Delayed Rupture Of Flexor Digitorum Profundus Tendon 12 Years After Volar Plating Of The Distal Radius
K Durve, M Bansal, D Power
K Durve, M Bansal, D Power. Delayed Rupture Of Flexor Digitorum Profundus Tendon 12 Years After Volar Plating Of The Distal Radius. The Internet Journal of Hand Surgery. 2006 Volume 1 Number 1.
Rupture of flexor digitorum profundus after volar plating of distal radius is rare. We describe such a case of delayed rupture, occurring twelve years after plating, in a fit 71 year old.
Volar buttress plating has been a popular technique for the treatment of distal radius fractures with volar displacement, which are difficult to hold reduced in a cast. Volar tension band plating techniques have been popularised for the treatment of dorsally displaced and comminuted distal radius fractures. Rupture of flexor tendons is a recognised complication of volar plating, although there are very few reports published. We describe an unusual case with a 12 year delay between plating and flexor tendon rupture.
A 71 year old right hand dominant woman underwent volar buttress plating for an intra-articular fracture of her right distal radius. The fracture healed uneventfully, and she remained relatively asymptomatic after the operation, apart from some prominence of the plate on the volar radial aspect of the wrist, which was painful when knocked. Twelve years later, while pulling out a plug one day, she felt something snap in her wrist, after which she had no independent flexion of the tip of her index finger. She presented to our tertiary referral hand unit 5 months after this incident. She reported difficulty in doing up her buttons, picking up small objects and opening jars. She had adapted to her index finger flexion deficit by using her middle finger as a surrogate index for key pinch and tripod pinch. She had no background history of any significant systemic illness, long term medication, or steroid use.
On examination, the prominent plate could be felt on the volar radial aspect of the wrist, just under the operative scar. There was no active flexion of the distal interphalangeal joint of the index finger. Flexor digitorum profundus (FDP) function in the middle, ring, and little fingers was intact. Flexor digitorum superficialis (FDS) function was intact in all fingers. Wrist range of motion was only terminally restricted when compared to the other side. Forearm rotation was full. Grip strength (Jamar level 2) was 16 kg force on the right side, compared with 26 kg force on the left. Wrist radiographs (Figure 1a and 1b) showed the plate prominence distally. X-rays of the index finger were normal.
She underwent surgical exploration with a view to gaining some composite finger flexion in the index finger. The carpal tunnel was decompressed and the buttress plate removed. The FDP tendon to the index finger was found to be ruptured within the carpal tunnel. The distal stump of this was then attached to the middle finger FDP tendon using a Pulvertaft weave technique. The hand was rehabilitated using a CAM regimen with dorsal blocking thermoplastic splint (Belfast). She made an excellent post-operative recovery.
Although reported on a few occasions in the past, flexor tendon rupture due to prominent distal radius plate is rare. It was initially reported in 2 cases by Fuller et al (1) in 1973. One case involved the flexor digitorum profundus of the index finger, which ruptured at 6 months, and the other was a rupture of flexor pollicis longus 5 years after plating. Four more cases were reported in 1998 by Bell et al (2). Three were complete ruptures of the flexor pollicis longus, and one was a partial rupture discovered incidentally at plate removal. Interval from plating to rupture ranged from 4 to 10 months, and all 3 cases of complete rupture in their series had history of long term steroid intake.
Cognet et al (3) reported 4 more cases in 2005, and Hohendroff et al (4) reported another 1 in 2006. A recent report by Koo et al (5) described a case of delayed rupture of flexor pollicis longus tendon 5 years after volar plating. We are not aware of any report of delayed rupture of the flexor digitorum profundus so far, nor of any tendon as late as 12 years after plating.

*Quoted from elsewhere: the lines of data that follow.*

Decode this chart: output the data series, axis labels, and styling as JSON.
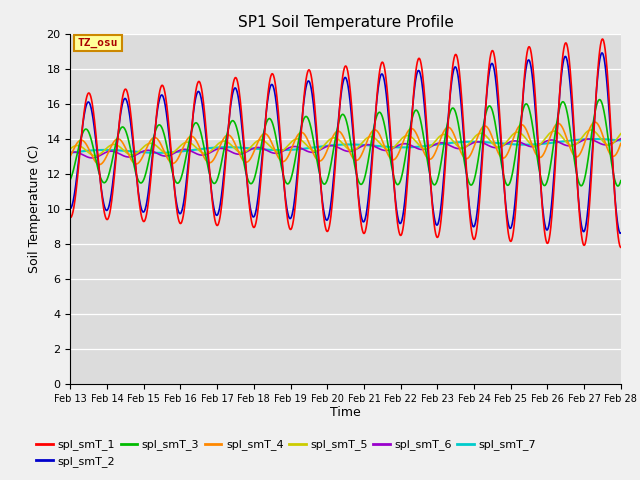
{
  "title": "SP1 Soil Temperature Profile",
  "xlabel": "Time",
  "ylabel": "Soil Temperature (C)",
  "ylim": [
    0,
    20
  ],
  "xlim": [
    13,
    28
  ],
  "xtick_labels": [
    "Feb 13",
    "Feb 14",
    "Feb 15",
    "Feb 16",
    "Feb 17",
    "Feb 18",
    "Feb 19",
    "Feb 20",
    "Feb 21",
    "Feb 22",
    "Feb 23",
    "Feb 24",
    "Feb 25",
    "Feb 26",
    "Feb 27",
    "Feb 28"
  ],
  "xtick_positions": [
    13,
    14,
    15,
    16,
    17,
    18,
    19,
    20,
    21,
    22,
    23,
    24,
    25,
    26,
    27,
    28
  ],
  "ytick_positions": [
    0,
    2,
    4,
    6,
    8,
    10,
    12,
    14,
    16,
    18,
    20
  ],
  "colors": {
    "spl_smT_1": "#ff0000",
    "spl_smT_2": "#0000cc",
    "spl_smT_3": "#00bb00",
    "spl_smT_4": "#ff8800",
    "spl_smT_5": "#cccc00",
    "spl_smT_6": "#9900cc",
    "spl_smT_7": "#00cccc"
  },
  "bg_color": "#dcdcdc",
  "fig_bg_color": "#f0f0f0",
  "annotation_text": "TZ_osu",
  "annotation_color": "#aa0000",
  "annotation_bg": "#ffff99",
  "annotation_border": "#cc8800",
  "legend_labels": [
    "spl_smT_1",
    "spl_smT_2",
    "spl_smT_3",
    "spl_smT_4",
    "spl_smT_5",
    "spl_smT_6",
    "spl_smT_7"
  ]
}
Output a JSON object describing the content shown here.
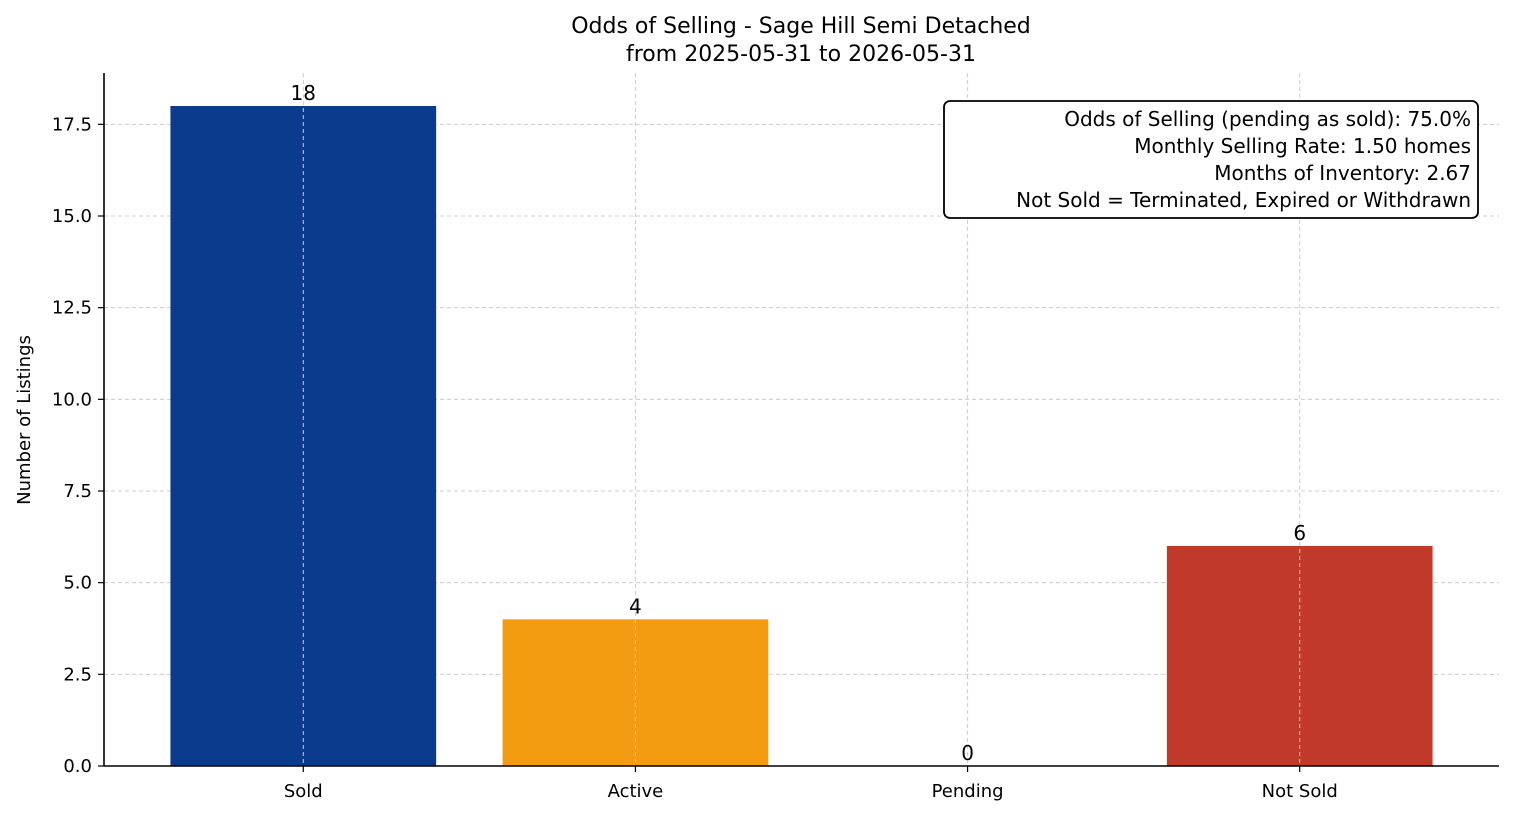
{
  "chart_data": {
    "type": "bar",
    "title_line1": "Odds of Selling - Sage Hill Semi Detached",
    "title_line2": "from 2025-05-31 to 2026-05-31",
    "xlabel": "",
    "ylabel": "Number of Listings",
    "categories": [
      "Sold",
      "Active",
      "Pending",
      "Not Sold"
    ],
    "values": [
      18,
      4,
      0,
      6
    ],
    "value_labels": [
      "18",
      "4",
      "0",
      "6"
    ],
    "colors": [
      "#0b3b8c",
      "#f39c12",
      "#2e8b57",
      "#c0392b"
    ],
    "ylim": [
      0,
      18.9
    ],
    "yticks": [
      0.0,
      2.5,
      5.0,
      7.5,
      10.0,
      12.5,
      15.0,
      17.5
    ],
    "ytick_labels": [
      "0.0",
      "2.5",
      "5.0",
      "7.5",
      "10.0",
      "12.5",
      "15.0",
      "17.5"
    ],
    "grid": true,
    "info_box": {
      "placement": "top-right",
      "lines": [
        "Odds of Selling (pending as sold): 75.0%",
        "Monthly Selling Rate: 1.50 homes",
        "Months of Inventory: 2.67",
        "Not Sold = Terminated, Expired or Withdrawn"
      ]
    }
  }
}
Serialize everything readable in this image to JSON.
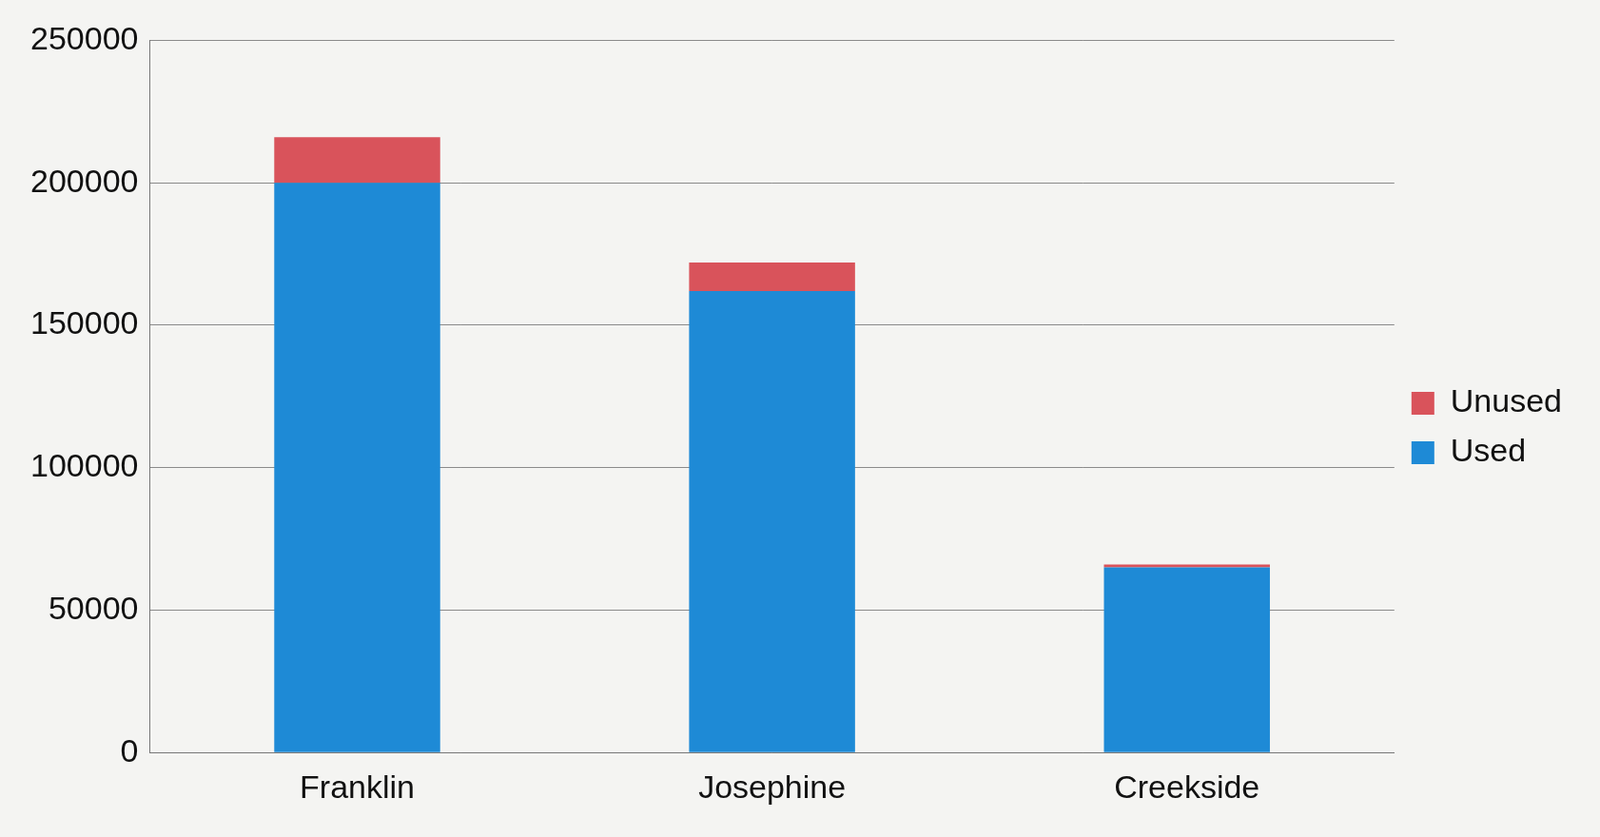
{
  "chart_data": {
    "type": "bar",
    "categories": [
      "Franklin",
      "Josephine",
      "Creekside"
    ],
    "series": [
      {
        "name": "Used",
        "color": "#1e8ad6",
        "values": [
          200000,
          162000,
          65000
        ]
      },
      {
        "name": "Unused",
        "color": "#d9535b",
        "values": [
          16000,
          10000,
          1000
        ]
      }
    ],
    "ylim": [
      0,
      250000
    ],
    "yticks": [
      0,
      50000,
      100000,
      150000,
      200000,
      250000
    ],
    "grid": true,
    "stacked": true,
    "legend": "right"
  }
}
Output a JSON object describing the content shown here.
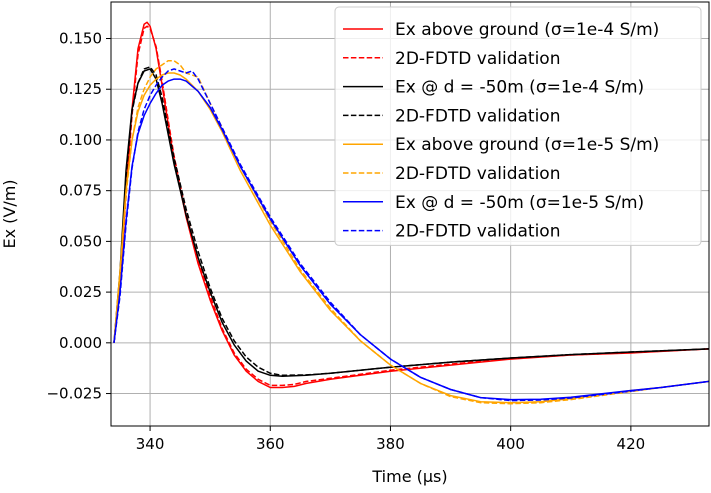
{
  "chart_data": {
    "type": "line",
    "title": "",
    "xlabel": "Time (µs)",
    "ylabel": "Ex (V/m)",
    "xlim": [
      333.5,
      433
    ],
    "ylim": [
      -0.041,
      0.168
    ],
    "xticks": [
      340,
      360,
      380,
      400,
      420
    ],
    "xtick_labels": [
      "340",
      "360",
      "380",
      "400",
      "420"
    ],
    "yticks": [
      -0.025,
      0.0,
      0.025,
      0.05,
      0.075,
      0.1,
      0.125,
      0.15
    ],
    "ytick_labels": [
      "−0.025",
      "0.000",
      "0.025",
      "0.050",
      "0.075",
      "0.100",
      "0.125",
      "0.150"
    ],
    "grid": true,
    "legend_position": "top-right",
    "series": [
      {
        "name": "Ex above ground (σ=1e-4 S/m)",
        "color": "#ff0000",
        "dash": "solid",
        "x": [
          334,
          335,
          336,
          337,
          338,
          339,
          339.5,
          340,
          341,
          342,
          343,
          344,
          346,
          348,
          350,
          352,
          354,
          356,
          358,
          360,
          362,
          364,
          366,
          370,
          375,
          380,
          390,
          400,
          410,
          420,
          433
        ],
        "y": [
          0.0,
          0.03,
          0.075,
          0.115,
          0.145,
          0.157,
          0.158,
          0.156,
          0.145,
          0.127,
          0.108,
          0.09,
          0.062,
          0.039,
          0.021,
          0.006,
          -0.006,
          -0.014,
          -0.019,
          -0.022,
          -0.022,
          -0.0215,
          -0.02,
          -0.018,
          -0.016,
          -0.014,
          -0.011,
          -0.008,
          -0.006,
          -0.005,
          -0.003
        ]
      },
      {
        "name": "2D-FDTD validation",
        "color": "#ff0000",
        "dash": "dashed",
        "x": [
          334,
          335,
          336,
          337,
          338,
          339,
          339.5,
          340,
          341,
          342,
          343,
          344,
          346,
          348,
          350,
          352,
          354,
          356,
          358,
          360,
          362,
          364,
          366,
          370,
          375,
          380,
          390,
          400,
          410,
          420,
          433
        ],
        "y": [
          0.0,
          0.027,
          0.072,
          0.112,
          0.142,
          0.155,
          0.156,
          0.155,
          0.146,
          0.129,
          0.11,
          0.092,
          0.064,
          0.041,
          0.023,
          0.007,
          -0.005,
          -0.013,
          -0.018,
          -0.021,
          -0.021,
          -0.0205,
          -0.019,
          -0.0175,
          -0.0155,
          -0.0135,
          -0.0105,
          -0.0078,
          -0.006,
          -0.0048,
          -0.003
        ]
      },
      {
        "name": "Ex @ d = -50m (σ=1e-4 S/m)",
        "color": "#000000",
        "dash": "solid",
        "x": [
          334,
          335,
          336,
          337,
          338,
          339,
          340,
          341,
          342,
          343,
          344,
          346,
          348,
          350,
          352,
          354,
          356,
          358,
          360,
          362,
          366,
          370,
          375,
          380,
          390,
          400,
          410,
          420,
          433
        ],
        "y": [
          0.0,
          0.035,
          0.085,
          0.115,
          0.128,
          0.134,
          0.135,
          0.13,
          0.118,
          0.103,
          0.088,
          0.063,
          0.042,
          0.025,
          0.01,
          -0.001,
          -0.009,
          -0.014,
          -0.016,
          -0.0165,
          -0.016,
          -0.015,
          -0.0135,
          -0.012,
          -0.0095,
          -0.0075,
          -0.0058,
          -0.0045,
          -0.003
        ]
      },
      {
        "name": "2D-FDTD validation",
        "color": "#000000",
        "dash": "dashed",
        "x": [
          334,
          335,
          336,
          337,
          338,
          339,
          340,
          341,
          342,
          343,
          344,
          346,
          348,
          350,
          352,
          354,
          356,
          358,
          360,
          362,
          366,
          370,
          375,
          380,
          390,
          400,
          410,
          420,
          433
        ],
        "y": [
          0.0,
          0.032,
          0.082,
          0.114,
          0.128,
          0.135,
          0.136,
          0.132,
          0.121,
          0.106,
          0.091,
          0.066,
          0.045,
          0.027,
          0.012,
          0.001,
          -0.007,
          -0.012,
          -0.015,
          -0.016,
          -0.0158,
          -0.015,
          -0.0135,
          -0.012,
          -0.0095,
          -0.0075,
          -0.0058,
          -0.0045,
          -0.003
        ]
      },
      {
        "name": "Ex above ground (σ=1e-5 S/m)",
        "color": "#ffa500",
        "dash": "solid",
        "x": [
          334,
          335,
          336,
          337,
          338,
          339,
          340,
          341,
          342,
          343,
          344,
          345,
          346,
          348,
          350,
          352,
          355,
          360,
          365,
          370,
          375,
          380,
          385,
          390,
          395,
          400,
          405,
          410,
          415,
          420,
          425,
          433
        ],
        "y": [
          0.0,
          0.035,
          0.075,
          0.1,
          0.114,
          0.122,
          0.127,
          0.13,
          0.132,
          0.133,
          0.133,
          0.132,
          0.13,
          0.124,
          0.115,
          0.104,
          0.085,
          0.058,
          0.035,
          0.016,
          0.001,
          -0.011,
          -0.02,
          -0.026,
          -0.029,
          -0.0295,
          -0.029,
          -0.0275,
          -0.0255,
          -0.0235,
          -0.022,
          -0.019
        ]
      },
      {
        "name": "2D-FDTD validation",
        "color": "#ffa500",
        "dash": "dashed",
        "x": [
          334,
          335,
          336,
          337,
          338,
          339,
          340,
          341,
          342,
          343,
          344,
          345,
          346,
          347,
          348,
          350,
          352,
          355,
          360,
          365,
          370,
          375,
          380,
          385,
          390,
          395,
          400,
          405,
          410,
          415,
          420,
          425,
          433
        ],
        "y": [
          0.0,
          0.033,
          0.073,
          0.1,
          0.116,
          0.125,
          0.131,
          0.135,
          0.137,
          0.139,
          0.139,
          0.137,
          0.133,
          0.132,
          0.131,
          0.118,
          0.106,
          0.087,
          0.06,
          0.036,
          0.017,
          0.001,
          -0.011,
          -0.02,
          -0.0265,
          -0.0295,
          -0.03,
          -0.0295,
          -0.028,
          -0.026,
          -0.024,
          -0.022,
          -0.019
        ]
      },
      {
        "name": "Ex @ d = -50m (σ=1e-5 S/m)",
        "color": "#0000ff",
        "dash": "solid",
        "x": [
          334,
          335,
          336,
          337,
          338,
          339,
          340,
          341,
          342,
          343,
          344,
          345,
          346,
          348,
          350,
          352,
          355,
          360,
          365,
          370,
          375,
          380,
          385,
          390,
          395,
          400,
          405,
          410,
          415,
          420,
          425,
          433
        ],
        "y": [
          0.0,
          0.025,
          0.06,
          0.087,
          0.103,
          0.112,
          0.118,
          0.123,
          0.127,
          0.129,
          0.13,
          0.13,
          0.129,
          0.124,
          0.116,
          0.105,
          0.087,
          0.061,
          0.038,
          0.019,
          0.004,
          -0.008,
          -0.017,
          -0.023,
          -0.027,
          -0.028,
          -0.0278,
          -0.0268,
          -0.0252,
          -0.0235,
          -0.022,
          -0.019
        ]
      },
      {
        "name": "2D-FDTD validation",
        "color": "#0000ff",
        "dash": "dashed",
        "x": [
          334,
          335,
          336,
          337,
          338,
          339,
          340,
          341,
          342,
          343,
          344,
          345,
          346,
          347,
          348,
          350,
          352,
          355,
          360,
          365,
          370,
          375,
          380,
          385,
          390,
          395,
          400,
          405,
          410,
          415,
          420,
          425,
          433
        ],
        "y": [
          0.0,
          0.023,
          0.058,
          0.086,
          0.104,
          0.115,
          0.122,
          0.127,
          0.131,
          0.134,
          0.135,
          0.134,
          0.133,
          0.134,
          0.13,
          0.118,
          0.106,
          0.088,
          0.062,
          0.039,
          0.02,
          0.004,
          -0.008,
          -0.017,
          -0.023,
          -0.027,
          -0.0285,
          -0.0282,
          -0.0272,
          -0.0255,
          -0.0238,
          -0.022,
          -0.019
        ]
      }
    ]
  }
}
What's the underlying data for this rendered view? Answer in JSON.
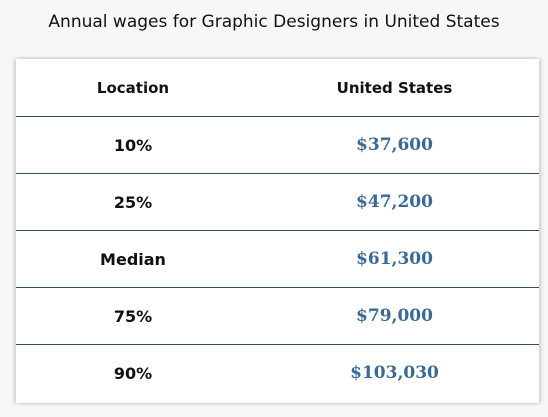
{
  "title": "Annual wages for Graphic Designers in United States",
  "table": {
    "headers": [
      "Location",
      "United States"
    ],
    "rows": [
      {
        "label": "10%",
        "value": "$37,600"
      },
      {
        "label": "25%",
        "value": "$47,200"
      },
      {
        "label": "Median",
        "value": "$61,300"
      },
      {
        "label": "75%",
        "value": "$79,000"
      },
      {
        "label": "90%",
        "value": "$103,030"
      }
    ]
  },
  "colors": {
    "value_text": "#3a6a93",
    "row_divider": "#2f4f63",
    "background": "#f7f7f7"
  },
  "chart_data": {
    "type": "table",
    "title": "Annual wages for Graphic Designers in United States",
    "columns": [
      "Location",
      "United States"
    ],
    "rows": [
      [
        "10%",
        "$37,600"
      ],
      [
        "25%",
        "$47,200"
      ],
      [
        "Median",
        "$61,300"
      ],
      [
        "75%",
        "$79,000"
      ],
      [
        "90%",
        "$103,030"
      ]
    ]
  }
}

A volar buttress plate protects against volar displacement of the distal fragment. The distal edge of the plate may remain prominent due to improper initial placement or due to subsequent fracture collapse with effective radial shortening. Covering the plate with pronator quadratus may prevent tendon impingement and subsequent attrition rupture (10).
Current focus is on extensor tendon injury after volar buttress plating of the distal radius and this report should serve as a caution to proponents of this technique. Attention should be paid to plate position on the volar surface as well as to screw length relative to the dorsal cortex (6,7). Planned plate removal after fracture healing may help to avoid this unusual complication.